(UPDATED 16:52, with a clarification and additional comments about the Quality Education Act.)
There’s a new think tank in town.
The Mountain States Policy Center advertises itself as a nonpartisan research group. Its goal is to promote the free market, individual liberty and limited government in Washington, Montana, Wyoming and Idaho.
Chris Cargill is the group’s incoming executive director. He has worked in television news and spent the last 13 years with the Washington Policy Center, a similar free-market think tank headquartered in Seattle.
Ken Dey, former business reporter at the Idaho Statesman, is the board chair of the group – a parallel to fellow think tank the Idaho Freedom Foundation. Its president, Wayne Hoffman, is also a former Statesman reporter.
The group wants to provide “research and recommendations to lawmakers, the media and the public, based on facts,” according to Dey’s Linkedin post, announcing his position on the board. Dey added that the organization will avoid politics and divisive rhetoric, something Cargill confirmed with EdNews.
Cargill said the group does not intend to compete with any other think tanks or policy organizations, but wants to inform policymakers and improve the quality of life in its four-state region.
Mountain States is a nonprofit, and will be funded “by citizens, businesses, event contributions and grants,” according to the group’s website.
The organization officially announced its start in a Tuesday news release, and will have two official launch parties — one in Boise on Oct. 5, and one in Coeur d’Alene on Oct. 6.
Education is one of the group’s top concerns
Mountain States will focus on research in several policy areas, including education.
The organization focuses on the free market, which Cargill defines as “the people.”
“We believe that before any government solution is tried … we ought to give the people the opportunity to try to fix a challenge or a problem,” he said. “The free market is basically allowing the citizens to … use their entrepreneurial spirit to solve problems, through innovation through technology, through ideas.”
The group’s top education priority is school choice.
“We believe that parents should have the right to use the dollars that they put into the public school system to educate their children as best as they see fit,” Cargill told EdNews.
The group supports providing parents with “more tools” to choose how and where to educate their children.
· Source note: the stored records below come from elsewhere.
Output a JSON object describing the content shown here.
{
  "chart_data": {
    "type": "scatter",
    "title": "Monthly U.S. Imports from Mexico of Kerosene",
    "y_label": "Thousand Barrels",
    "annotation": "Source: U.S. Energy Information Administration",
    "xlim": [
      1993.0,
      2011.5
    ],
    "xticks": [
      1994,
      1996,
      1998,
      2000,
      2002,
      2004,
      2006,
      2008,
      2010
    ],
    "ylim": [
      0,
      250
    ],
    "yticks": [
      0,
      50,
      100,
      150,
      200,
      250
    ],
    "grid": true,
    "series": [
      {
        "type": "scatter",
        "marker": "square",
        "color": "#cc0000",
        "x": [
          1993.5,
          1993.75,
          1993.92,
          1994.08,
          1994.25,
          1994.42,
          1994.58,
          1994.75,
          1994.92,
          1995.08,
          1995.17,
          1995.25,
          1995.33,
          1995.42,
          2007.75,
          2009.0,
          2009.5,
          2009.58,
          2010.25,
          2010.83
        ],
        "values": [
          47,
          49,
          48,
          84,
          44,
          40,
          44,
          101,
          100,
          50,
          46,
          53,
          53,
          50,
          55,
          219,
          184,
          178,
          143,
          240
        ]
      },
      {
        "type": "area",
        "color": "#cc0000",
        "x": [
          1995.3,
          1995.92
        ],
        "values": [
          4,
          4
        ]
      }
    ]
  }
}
The group has previously tweeted about charter schools and education savings accounts as examples of these tools.
ESAs would allow families to use public dollars to pay for private school tuition or other learning materials. The House Education Committee shot down an ESA earlier this year, largely over concerns of constitutionality. Idaho has a Blaine Amendment, which prohibits public funds from being used to support religious entities, including parochial schools. School choice advocates say they believe recent U.S. Supreme Court rulings have weakened states’ Blaine amendments.
Most of the state’s public education organizations oppose ESAs, arguing that they would drain public schools of funding.
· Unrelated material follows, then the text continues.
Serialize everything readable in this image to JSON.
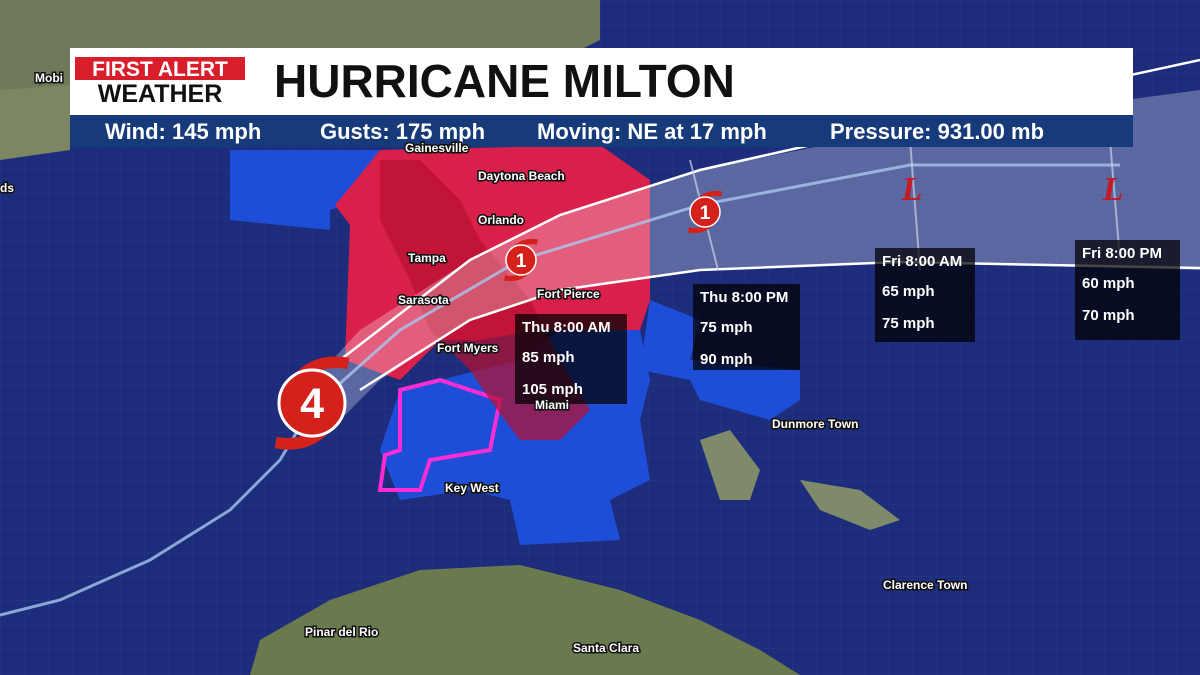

Mountain States also appears to oppose the Quality Education Act, the Reclaim Idaho proposition intended to use increased income taxes to generate $323 million per year for K-12. Cargill says the group has not taken an official stance on the initiative.
Mountain States believes the initiative would reverse a set of 2022 tax cuts, inadvertently increasing taxes on all Idahoans and raising the price tag to $573 million. This claim was originally confirmed by the Idaho attorney general’s office, but may be unfounded, according to Betsy Russell of the Idaho Press. The group believes Russell’s article is inaccurate.
“We have concerns and don’t think it’s the best policy, but we don’t take an official position,” said Cargill in an email to EdNews.
One of the group’s first studies will focus on the initiative.
Mountain States also focuses on cross-state comparisons, mostly with Washington, Montana, Wyoming, and occasionally California and Oregon. The group intends to compare Idaho’s education system − and its funding and success indicators – with surrounding states.